Indesinence - Noctambulism


(CD, Goat of Mendes, 2006)

Wszyscy zapewne wiedzą, że w Londynie od Wielkiego Pożaru 344 lat temu za dużo na tamtejszej scenie doomowej się nie dzieje. Nic, oprócz pojawienia się kilka wiosen temu niemałego objawienia, Indesinence i ich rewelacyjnej demówki Esctatic Lethargy. Jak grzyby po deszczu zaczęły pojawiać się w sieci dziesiątki zrzynanych jedna od drugiej recenzji wielbiących renesans archaicznego, brutalnego death/doom’u. Zgodnym chórem metalowa brać pochwaliła profesjonalizm debiutu, zarówno od strony artystycznej, jak i technicznej.

W roku 2006 dzienne ujrzała EPka zawierająca podrasowane demo, cover legendarnego Garlands od Cocteau Twins i jeden nowy utwór, Neptunian, tytułowy zresztą. Wydawnictwo to posłużyło za przystawkę przed daniem głównym, zapowiadanym pełnopłytowym debiutem, jako że fakt współpracy Indesinence z wytwórnią z kozłem w herbie krążył już od jakiegoś czasu w eterze.

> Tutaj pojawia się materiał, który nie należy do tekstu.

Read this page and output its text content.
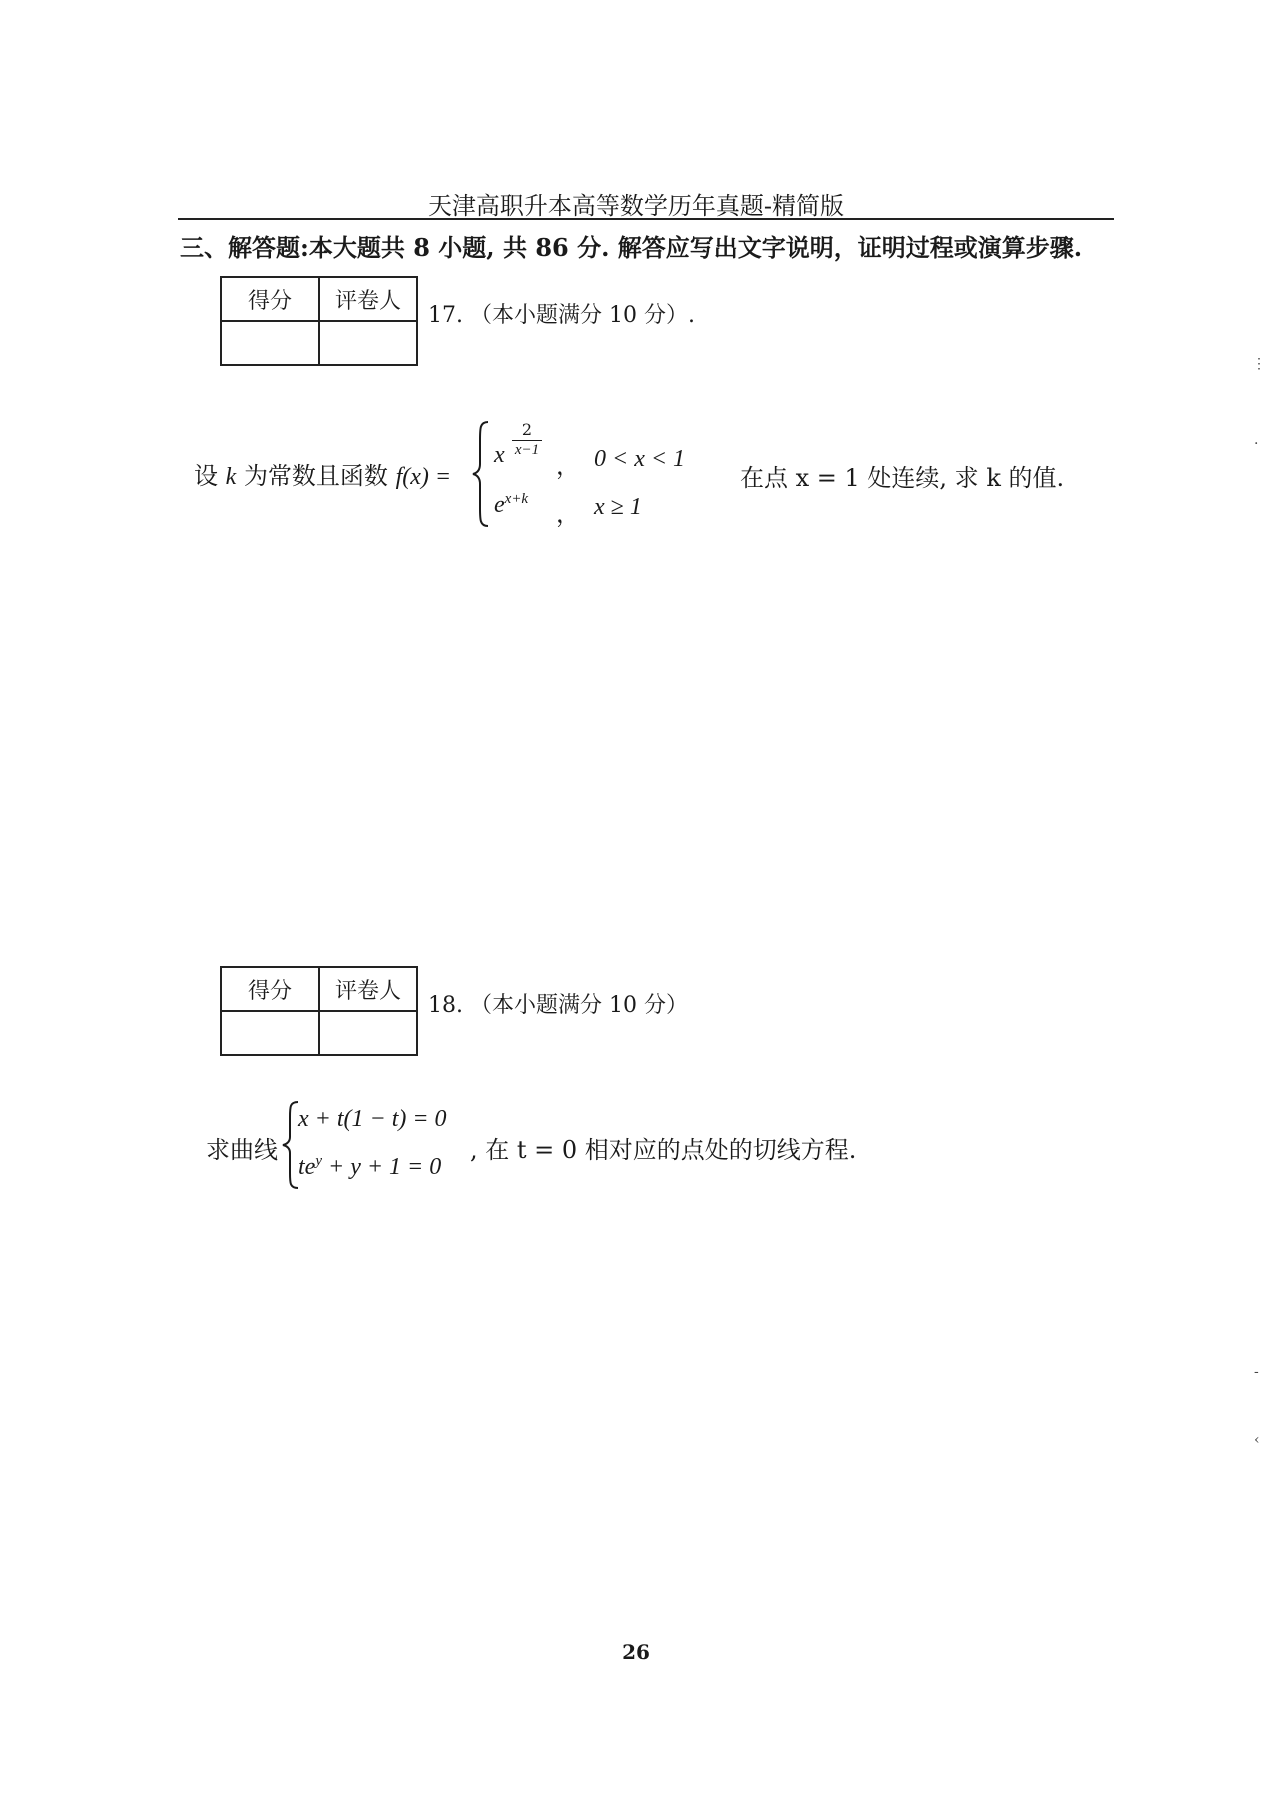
天津高职升本高等数学历年真题-精简版
三、解答题:本大题共 8 小题, 共 86 分. 解答应写出文字说明，证明过程或演算步骤.
得分	评卷人

17. （本小题满分 10 分）.
设 k 为常数且函数 f(x) =
x
2
x−1
， 0 < x < 1
$e^{x+k}$
， x ≥ 1
在点 x = 1 处连续, 求 k 的值.
得分	评卷人

18. （本小题满分 10 分）
求曲线
x + t(1 − t) = 0
$te^y + y + 1 = 0$
, 在 t = 0 相对应的点处的切线方程.
26
⋮
·
-
‹
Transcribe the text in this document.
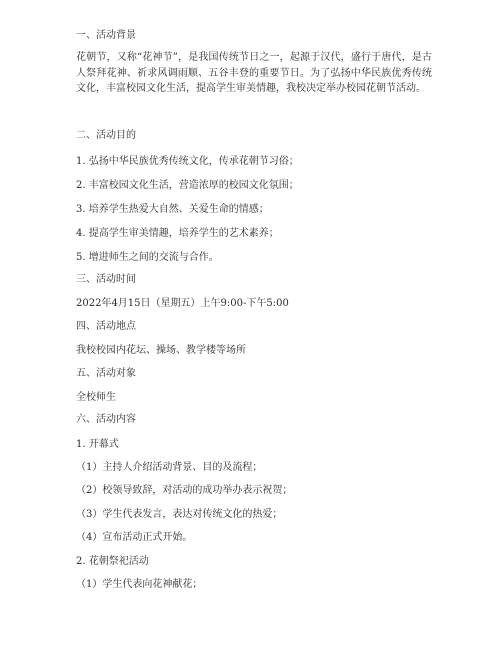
一、活动背景
花朝节，又称“花神节”，是我国传统节日之一，起源于汉代，盛行于唐代，是古人祭拜花神、祈求风调雨顺、五谷丰登的重要节日。为了弘扬中华民族优秀传统文化，丰富校园文化生活，提高学生审美情趣，我校决定举办校园花朝节活动。
二、活动目的
1. 弘扬中华民族优秀传统文化，传承花朝节习俗；
2. 丰富校园文化生活，营造浓厚的校园文化氛围；
3. 培养学生热爱大自然、关爱生命的情感；
4. 提高学生审美情趣，培养学生的艺术素养；
5. 增进师生之间的交流与合作。
三、活动时间
2022年4月15日（星期五）上午9:00-下午5:00
四、活动地点
我校校园内花坛、操场、教学楼等场所
五、活动对象
全校师生
六、活动内容
1. 开幕式
（1）主持人介绍活动背景、目的及流程；
（2）校领导致辞，对活动的成功举办表示祝贺；
（3）学生代表发言，表达对传统文化的热爱；
（4）宣布活动正式开始。
2. 花朝祭祀活动
（1）学生代表向花神献花；
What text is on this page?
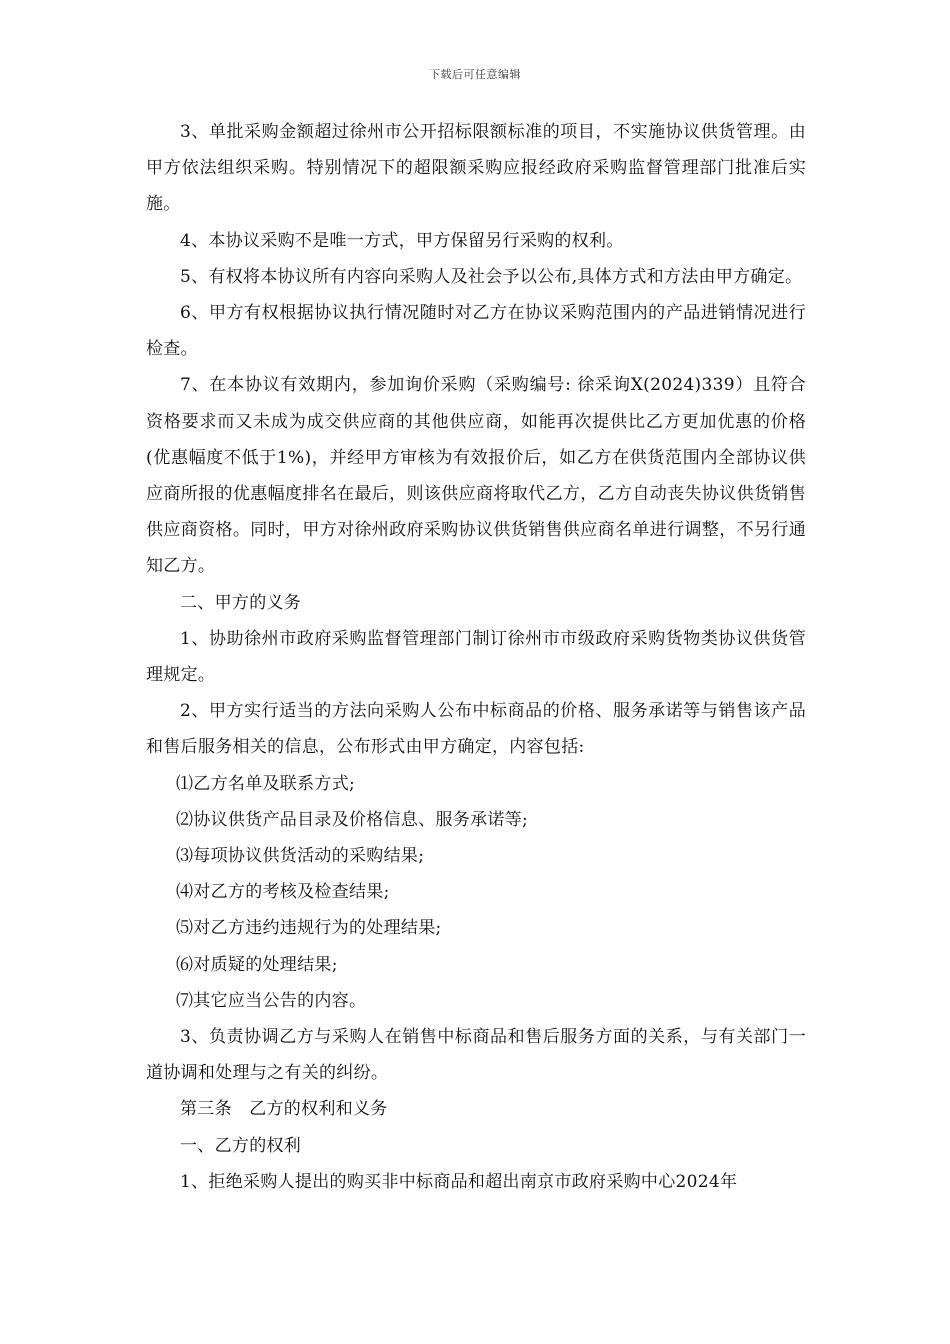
下载后可任意编辑

3、单批采购金额超过徐州市公开招标限额标准的项目，不实施协议供货管理。由甲方依法组织采购。特别情况下的超限额采购应报经政府采购监督管理部门批准后实施。

4、本协议采购不是唯一方式，甲方保留另行采购的权利。

5、有权将本协议所有内容向采购人及社会予以公布,具体方式和方法由甲方确定。

6、甲方有权根据协议执行情况随时对乙方在协议采购范围内的产品进销情况进行检查。

7、在本协议有效期内，参加询价采购（采购编号: 徐采询X(2024)339）且符合资格要求而又未成为成交供应商的其他供应商，如能再次提供比乙方更加优惠的价格(优惠幅度不低于1%)，并经甲方审核为有效报价后，如乙方在供货范围内全部协议供应商所报的优惠幅度排名在最后，则该供应商将取代乙方，乙方自动丧失协议供货销售供应商资格。同时，甲方对徐州政府采购协议供货销售供应商名单进行调整，不另行通知乙方。

二、甲方的义务

1、协助徐州市政府采购监督管理部门制订徐州市市级政府采购货物类协议供货管理规定。

2、甲方实行适当的方法向采购人公布中标商品的价格、服务承诺等与销售该产品和售后服务相关的信息，公布形式由甲方确定，内容包括:

⑴乙方名单及联系方式;

⑵协议供货产品目录及价格信息、服务承诺等;

⑶每项协议供货活动的采购结果;

⑷对乙方的考核及检查结果;

⑸对乙方违约违规行为的处理结果;

⑹对质疑的处理结果;

⑺其它应当公告的内容。

3、负责协调乙方与采购人在销售中标商品和售后服务方面的关系，与有关部门一道协调和处理与之有关的纠纷。

第三条　乙方的权利和义务

一、乙方的权利

1、拒绝采购人提出的购买非中标商品和超出南京市政府采购中心2024年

No i stało się – 4 września, w rocznicę pamiętnego wtorku 1666 roku, gdy żywioł strawił największą część stolicy Stuartowskiego imperium, ogień znów wymknął się spod kontroli. Lecz tym razem zapłonął w sercach i umysłach wyznawców Mrocznej Sztuki, przy okazji poważnie uszkadzając fundamenty gmachu współczesnego rozumienia ewolucji doom metalu, lub przynajmniej jego bardziej ekstremalnych odmian.

Na wspomnienie o Noctambulism w głowie rysują się pejzaże wielobarwnych, wielopoziomowych kompozycji, głębokich jak otchłanie Tartaru. Przemarsz armii złowrogich riffów, dowodzonych konsekwentnym rytmem perkusji i niskim, przeciąganym w charczenie growlem. Pogrzeb całego świata, długa pieśń żałobna za utraconym rajem... Może nawet nieco za długa. A na koniec, czyżby iskierka nadziei? Wymowna cisza i ćwierkanie wróbli.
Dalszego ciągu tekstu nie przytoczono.